Setlist Builder
Build your setlist, manage your time, and walk into every show and rehearsal with a plan. Add your songs, set your time limit, and drag to reorder.
Set details
Are you planning for a live show or a full rehearsal run-through?
Live show tips
Most venues give opening acts 20-30 minutes and headliners 40-60. Always plan 2-3 minutes shorter than your allotted time — sound checks run late, transitions take longer than you think, and going over your time is one of the fastest ways to burn a relationship with a venue. Budget 10-20 seconds between songs for tuning, banter, or just letting the room breathe.
No songs yet. Add your first song to start building your set.

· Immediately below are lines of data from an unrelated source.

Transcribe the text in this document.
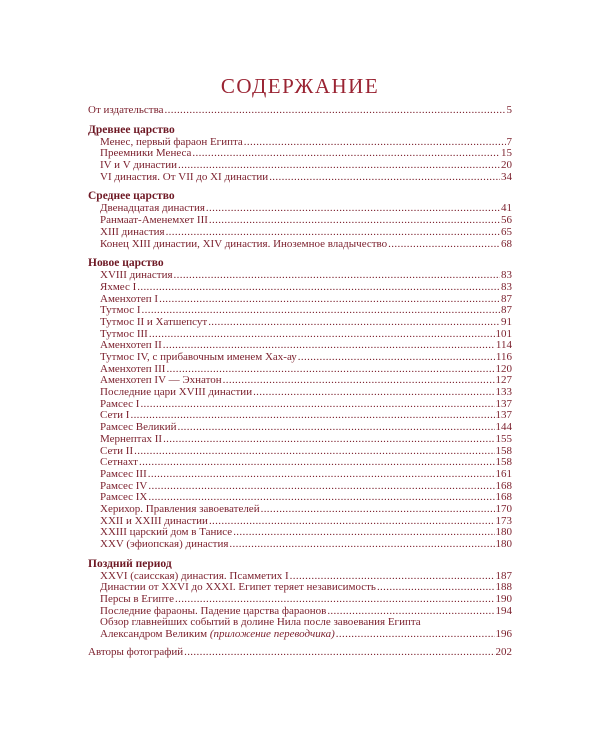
СОДЕРЖАНИЕ
От издательства . . .	5
Древнее царство
Менес, первый фараон Египта . . .	7
Преемники Менеса . . .	15
IV и V династии . . .	20
VI династия. От VII до XI династии . . .	34
Среднее царство
Двенадцатая династия . . .	41
Ранмаат-Аменемхет III . . .	56
XIII династия . . .	65
Конец XIII династии, XIV династия. Иноземное владычество . . .	68
Новое царство
XVIII династия . . .	83
Яхмес I . . .	83
Аменхотеп I . . .	87
Тутмос I . . .	87
Тутмос II и Хатшепсут . . .	91
Тутмос III . . .	101
Аменхотеп II . . .	114
Тутмос IV, с прибавочным именем Хах-ау . . .	116
Аменхотеп III . . .	120
Аменхотеп IV — Эхнатон . . .	127
Последние цари XVIII династии . . .	133
Рамсес I . . .	137
Сети I . . .	137
Рамсес Великий . . .	144
Мернептах II . . .	155
Сети II . . .	158
Сетнахт . . .	158
Рамсес III . . .	161
Рамсес IV . . .	168
Рамсес IX . . .	168
Херихор. Правления завоевателей . . .	170
XXII и XXIII династии . . .	173
XXIII царский дом в Танисе . . .	180
XXV (эфиопская) династия . . .	180
Поздний период
XXVI (саисская) династия. Псамметих I . . .	187
Династии от XXVI до XXXI. Египет теряет независимость . . .	188
Персы в Египте . . .	190
Последние фараоны. Падение царства фараонов . . .	194
Обзор главнейших событий в долине Нила после завоевания Египта
Александром Великим (приложение переводчика) . . .	196
Авторы фотографий . . .	202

Open strong, close stronger
Industry Standard
Professional touring acts open with a high-energy song that immediately grabs attention, then build through the set to a peak at the end. The second song is often the weakest slot — it's where energy dips after the opening excitement.
Independent Artist Move
For a short set (20-30 min), you can't afford a slow build. Open with your most energetic or recognizable song. Close with your absolute best. If you only have 5-6 songs, make the last one the one people remember.
Energy flow matters
Industry Standard
Think of your set as a wave, not a straight line. Pros plan deliberate valleys (a slower song mid-set) so the peaks hit harder. Three high-energy songs in a row can actually flatten the energy because there's no contrast.
Independent Artist Move
Try the 'W' shape: high, dip, high, dip, highest. Even with 4-5 songs, one mid-energy or slower song in position 2 or 3 makes the closer feel massive. Tag each song's energy level above to visualize your flow.
Time your transitions
Industry Standard
Dead air kills momentum. The best live bands have a plan for every gap — tuning happens while the vocalist talks, the drummer keeps a groove going during guitar changes, or there's a pre-planned segue between songs.
Independent Artist Move
If you're tuning between songs, have the vocalist ready with 10 seconds of stage talk. Or have a band member keep a simple pulse going. Practice transitions in rehearsal as much as you practice the songs — the space between songs is where amateur sets fall apart.
Know your venue slot
Industry Standard
Opening acts get the shortest time and the coldest crowd. Headliners have more freedom to take risks. Your position on the bill should change how you structure your set — openers should hit hard and fast, headliners can breathe more.
Independent Artist Move
If you're opening, cut your set to your 4-5 strongest songs and leave them wanting more. Never go over time. The sound engineer, the venue, and the headliner will all remember — and that reputation follows you.